What are Candidate Keys?
A candidate key is any column or a combination of columns that can qualify as a unique key in the database. In other words, it is a potential primary key. A table can have multiple candidate keys, and each candidate key can qualify as a primary key.
Let’s consider an example to understand candidate keys better. Suppose we have a table with three columns: ProductID, Name, and ProductNumber. Each of these columns can be a single column candidate key. Additionally, combining more than one column can create multiple possible candidate keys.
It is important to note that only one column can be selected as the primary key. The decision of selecting the primary key from the possible combinations of candidate keys can be perplexing but imperative.
Verifying Candidate Keys
To verify if the candidate keys are unique, we can run a script in SQL Server. The script will return the same number of rows for all the options, indicating that they are all unique in the database and meet the criteria of a primary key.
USE AdventureWorks
GO
SELECT * FROM Production.Product
GO
SELECT DISTINCT ProductID FROM Production.Product
GO
SELECT DISTINCT Name FROM Production.Product
GO
SELECT DISTINCT ProductNumber FROM Production.Product
All of the above queries will return the same number of records, confirming that they all qualify as candidate keys.
Selecting the Primary Key
When selecting the primary key, there are a few points to consider:
- Select a key that does not contain NULL: Even if a candidate key currently does not have any NULL values, it should not have the potential to contain NULL values in the future. A column that can potentially contain NULL values does not qualify as a primary key.

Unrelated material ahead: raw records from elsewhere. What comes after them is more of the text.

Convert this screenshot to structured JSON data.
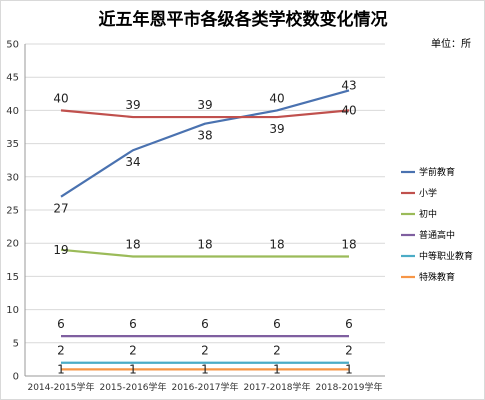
{
  "chart_data": {
    "type": "line",
    "title": "近五年恩平市各级各类学校数变化情况",
    "unit_label": "单位：所",
    "categories": [
      "2014-2015学年",
      "2015-2016学年",
      "2016-2017学年",
      "2017-2018学年",
      "2018-2019学年"
    ],
    "ylim": [
      0,
      50
    ],
    "yticks": [
      0,
      5,
      10,
      15,
      20,
      25,
      30,
      35,
      40,
      45,
      50
    ],
    "grid": true,
    "legend_position": "right",
    "series": [
      {
        "name": "学前教育",
        "color": "#4a72b0",
        "values": [
          27,
          34,
          38,
          40,
          43
        ]
      },
      {
        "name": "小学",
        "color": "#c0504d",
        "values": [
          40,
          39,
          39,
          39,
          40
        ]
      },
      {
        "name": "初中",
        "color": "#9bbb59",
        "values": [
          19,
          18,
          18,
          18,
          18
        ]
      },
      {
        "name": "普通高中",
        "color": "#7f5fa0",
        "values": [
          6,
          6,
          6,
          6,
          6
        ]
      },
      {
        "name": "中等职业教育",
        "color": "#4bacc6",
        "values": [
          2,
          2,
          2,
          2,
          2
        ]
      },
      {
        "name": "特殊教育",
        "color": "#f79646",
        "values": [
          1,
          1,
          1,
          1,
          1
        ]
      }
    ]
  }
}
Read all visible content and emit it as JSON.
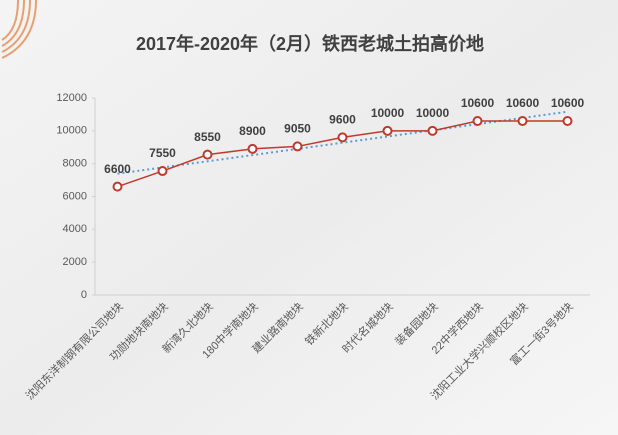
{
  "chart_data": {
    "type": "line",
    "title": "2017年-2020年（2月）铁西老城土拍高价地",
    "categories": [
      "沈阳东洋制钢有限公司地块",
      "功勋地块南地块",
      "新湾久北地块",
      "180中学南地块",
      "建业路南地块",
      "铁新北地块",
      "时代名城地块",
      "装备园地块",
      "22中学西地块",
      "沈阳工业大学兴顺校区地块",
      "富工一街3号地块"
    ],
    "values": [
      6600,
      7550,
      8550,
      8900,
      9050,
      9600,
      10000,
      10000,
      10600,
      10600,
      10600
    ],
    "color": "#c0392b",
    "trendline": true,
    "trendline_color": "#5b9bd5",
    "ylim": [
      0,
      12000
    ],
    "yticks": [
      0,
      2000,
      4000,
      6000,
      8000,
      10000,
      12000
    ],
    "grid": false
  }
}
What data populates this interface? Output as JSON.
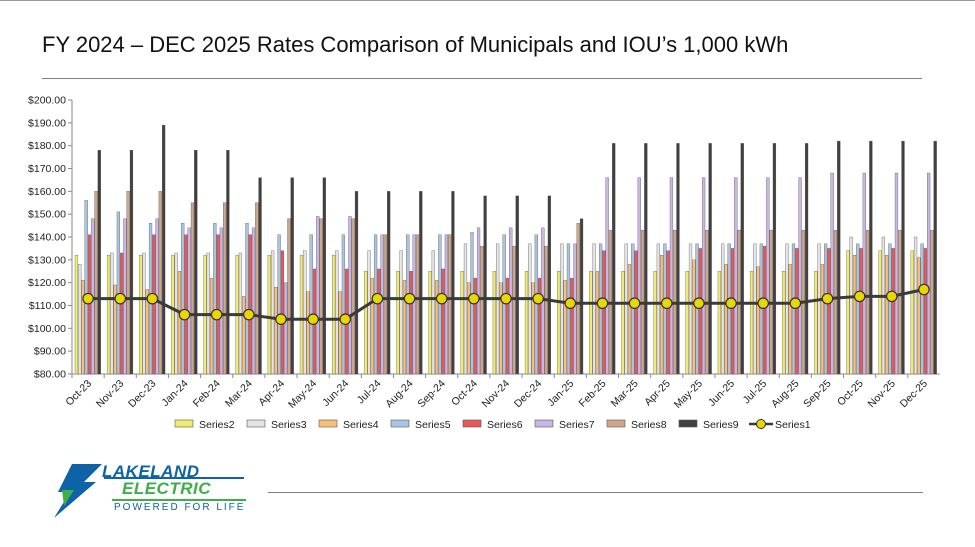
{
  "page": {
    "title": "FY 2024 – DEC 2025 Rates Comparison of Municipals and IOU’s 1,000 kWh"
  },
  "logo": {
    "line1": "LAKELAND",
    "line2": "ELECTRIC",
    "tagline": "POWERED FOR LIFE",
    "colors": {
      "blue": "#0d62a8",
      "green": "#3fae49"
    }
  },
  "chart_data": {
    "type": "bar",
    "ylim": [
      80,
      200
    ],
    "y_ticks": [
      "$80.00",
      "$90.00",
      "$100.00",
      "$110.00",
      "$120.00",
      "$130.00",
      "$140.00",
      "$150.00",
      "$160.00",
      "$170.00",
      "$180.00",
      "$190.00",
      "$200.00"
    ],
    "grid": false,
    "legend_position": "bottom",
    "categories": [
      "Oct-23",
      "Nov-23",
      "Dec-23",
      "Jan-24",
      "Feb-24",
      "Mar-24",
      "Apr-24",
      "May-24",
      "Jun-24",
      "Jul-24",
      "Aug-24",
      "Sep-24",
      "Oct-24",
      "Nov-24",
      "Dec-24",
      "Jan-25",
      "Feb-25",
      "Mar-25",
      "Apr-25",
      "May-25",
      "Jun-25",
      "Jul-25",
      "Aug-25",
      "Sep-25",
      "Oct-25",
      "Nov-25",
      "Dec-25"
    ],
    "series": [
      {
        "name": "Series2",
        "kind": "bar",
        "color": "#f2ec6e",
        "values": [
          132,
          132,
          132,
          132,
          132,
          132,
          132,
          132,
          132,
          125,
          125,
          125,
          125,
          125,
          125,
          125,
          125,
          125,
          125,
          125,
          125,
          125,
          125,
          125,
          134,
          134,
          134
        ]
      },
      {
        "name": "Series3",
        "kind": "bar",
        "color": "#e4e4e4",
        "values": [
          128,
          133,
          133,
          133,
          133,
          133,
          134,
          134,
          134,
          134,
          134,
          134,
          137,
          137,
          137,
          137,
          137,
          137,
          137,
          137,
          137,
          137,
          137,
          137,
          140,
          140,
          140
        ]
      },
      {
        "name": "Series4",
        "kind": "bar",
        "color": "#f9be78",
        "values": [
          121,
          119,
          117,
          125,
          122,
          114,
          118,
          116,
          116,
          122,
          121,
          121,
          120,
          120,
          120,
          121,
          125,
          128,
          132,
          130,
          128,
          127,
          128,
          128,
          132,
          132,
          131
        ]
      },
      {
        "name": "Series5",
        "kind": "bar",
        "color": "#a9c4e2",
        "values": [
          156,
          151,
          146,
          146,
          146,
          146,
          141,
          141,
          141,
          141,
          141,
          141,
          142,
          141,
          141,
          137,
          137,
          137,
          137,
          137,
          137,
          137,
          137,
          137,
          137,
          137,
          137
        ]
      },
      {
        "name": "Series6",
        "kind": "bar",
        "color": "#e9575a",
        "values": [
          141,
          133,
          141,
          141,
          141,
          141,
          134,
          126,
          126,
          126,
          125,
          126,
          122,
          122,
          122,
          122,
          134,
          134,
          134,
          135,
          135,
          136,
          135,
          135,
          135,
          135,
          135
        ]
      },
      {
        "name": "Series7",
        "kind": "bar",
        "color": "#c9b5e6",
        "values": [
          148,
          148,
          148,
          144,
          144,
          144,
          120,
          149,
          149,
          141,
          141,
          141,
          144,
          144,
          144,
          137,
          166,
          166,
          166,
          166,
          166,
          166,
          166,
          168,
          168,
          168,
          168
        ]
      },
      {
        "name": "Series8",
        "kind": "bar",
        "color": "#cfa58c",
        "values": [
          160,
          160,
          160,
          155,
          155,
          155,
          148,
          148,
          148,
          141,
          141,
          141,
          136,
          136,
          136,
          146,
          143,
          143,
          143,
          143,
          143,
          143,
          143,
          143,
          143,
          143,
          143
        ]
      },
      {
        "name": "Series9",
        "kind": "bar",
        "color": "#404040",
        "values": [
          178,
          178,
          189,
          178,
          178,
          166,
          166,
          166,
          160,
          160,
          160,
          160,
          158,
          158,
          158,
          148,
          181,
          181,
          181,
          181,
          181,
          181,
          181,
          182,
          182,
          182,
          182
        ]
      },
      {
        "name": "Series1",
        "kind": "line",
        "color": "#e8d800",
        "line_color": "#3a3a3a",
        "values": [
          113,
          113,
          113,
          106,
          106,
          106,
          104,
          104,
          104,
          113,
          113,
          113,
          113,
          113,
          113,
          111,
          111,
          111,
          111,
          111,
          111,
          111,
          111,
          113,
          114,
          114,
          117
        ]
      }
    ]
  }
}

- Select a key that is unique and does not repeat: A candidate key that is unique at present may contain duplicate values in the future. Such candidate keys do not qualify as primary keys.
- Make sure the primary key does not keep changing: While not a hard and fast rule, it is generally recommended to select a primary key that does not frequently change. Changing primary key values can adversely affect database integrity, data statistics, and indexes.

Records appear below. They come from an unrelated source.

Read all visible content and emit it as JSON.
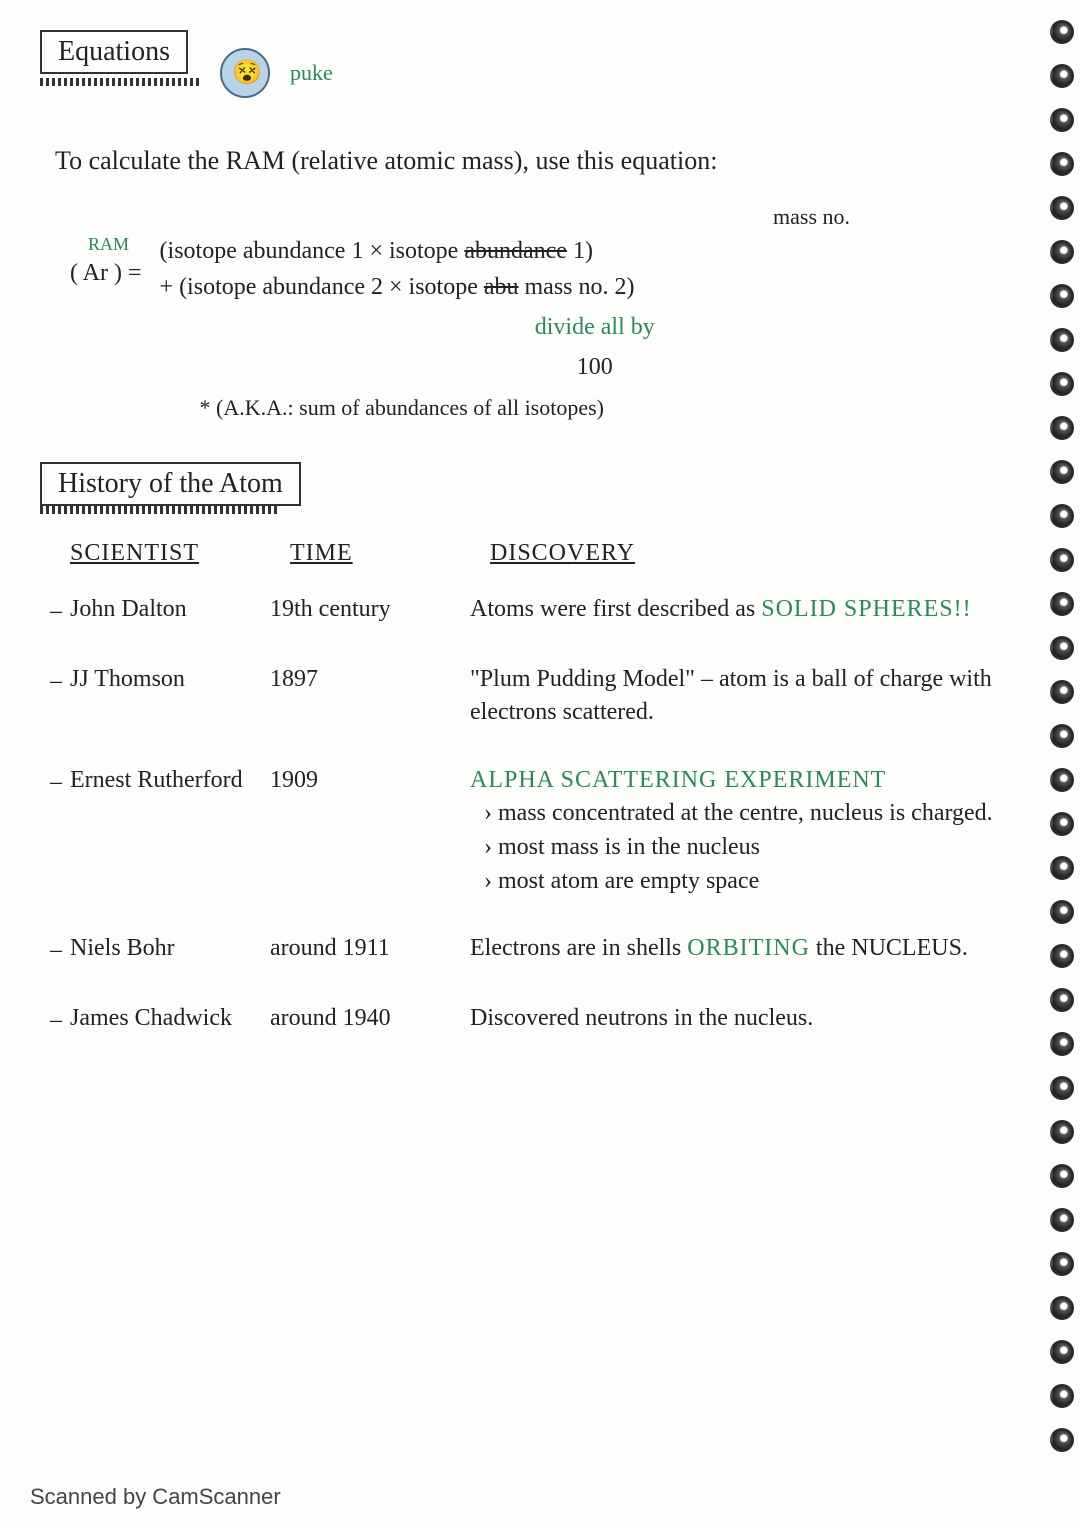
{
  "header": {
    "title": "Equations",
    "doodle_label": "puke"
  },
  "intro": "To calculate the RAM (relative atomic mass), use this equation:",
  "equation": {
    "mass_no_label": "mass no.",
    "ram_tag": "RAM",
    "ar": "( Ar )  =",
    "line1_a": "(isotope abundance 1 × isotope ",
    "line1_strike": "abundance",
    "line1_b": " 1)",
    "line2": "+ (isotope abundance 2 × isotope ",
    "line2_strike": "abu",
    "line2_b": "  mass no. 2)",
    "divide": "divide all by",
    "hundred": "100",
    "aka": "* (A.K.A.: sum of abundances of all isotopes)"
  },
  "section2": {
    "title": "History of the Atom"
  },
  "headers": {
    "col1": "SCIENTIST",
    "col2": "TIME",
    "col3": "DISCOVERY"
  },
  "rows": [
    {
      "scientist": "John Dalton",
      "time": "19th century",
      "discovery_a": "Atoms were first described as ",
      "discovery_emph": "SOLID SPHERES!!"
    },
    {
      "scientist": "JJ Thomson",
      "time": "1897",
      "discovery_a": "\"Plum Pudding Model\" – atom is a ball of charge with electrons scattered."
    },
    {
      "scientist": "Ernest Rutherford",
      "time": "1909",
      "discovery_emph": "ALPHA SCATTERING EXPERIMENT",
      "sub1": "› mass concentrated at the centre, nucleus is charged.",
      "sub2": "› most mass is in the nucleus",
      "sub3": "› most atom are empty space"
    },
    {
      "scientist": "Niels Bohr",
      "time": "around 1911",
      "discovery_a": "Electrons are in shells ",
      "discovery_emph": "ORBITING",
      "discovery_b": " the NUCLEUS."
    },
    {
      "scientist": "James Chadwick",
      "time": "around 1940",
      "discovery_a": "Discovered neutrons in the nucleus."
    }
  ],
  "footer": "Scanned by CamScanner",
  "colors": {
    "ink": "#222222",
    "accent": "#2a8a5a",
    "page": "#fdfdfb"
  }
}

Applying these rules to our example table, we can determine the appropriate candidate for the primary key. The Name column can potentially contain NULL values, so it does not qualify. The ProductNumber column can be duplicated for different manufacturers, so it also does not qualify. However, the ProductID column, which is an identity column, uniquely defines each row and will be used as a foreign key in other tables. Therefore, in this case, the ProductID column qualifies as the primary key.
It is worth mentioning that while many database experts suggest not using an identity column as the primary key, our example presents a different scenario. In this case, the ProductID column is not only unique but also plays a role in joins and is used as a foreign key in other tables.
Foreign Keys and Self-Referencing Foreign Keys
A foreign key in a database table refers to the primary key in another table. A primary key can be referenced by multiple foreign keys from other tables. It is not necessary for a primary key to be the reference of any foreign keys. Additionally, a foreign key can refer back to the same table but to a different column. This type of foreign key is known as a “self-referencing foreign key.”
Summary
In summary, a table can have multiple candidate keys that are unique as single columns or combinations of multiple columns. These candidate keys are all potential primary keys. The best candidates for the primary key are those that follow three rules: they are not null, have unique values in the table, and remain static. If there are multiple candidate keys that satisfy the criteria for a primary key, the decision should be made by experienced database administrators who consider performance implications.
Choosing the right primary key is crucial for maintaining data integrity and optimizing database performance. By understanding candidate keys and their characteristics, you can make informed decisions when designing your SQL Server database tables.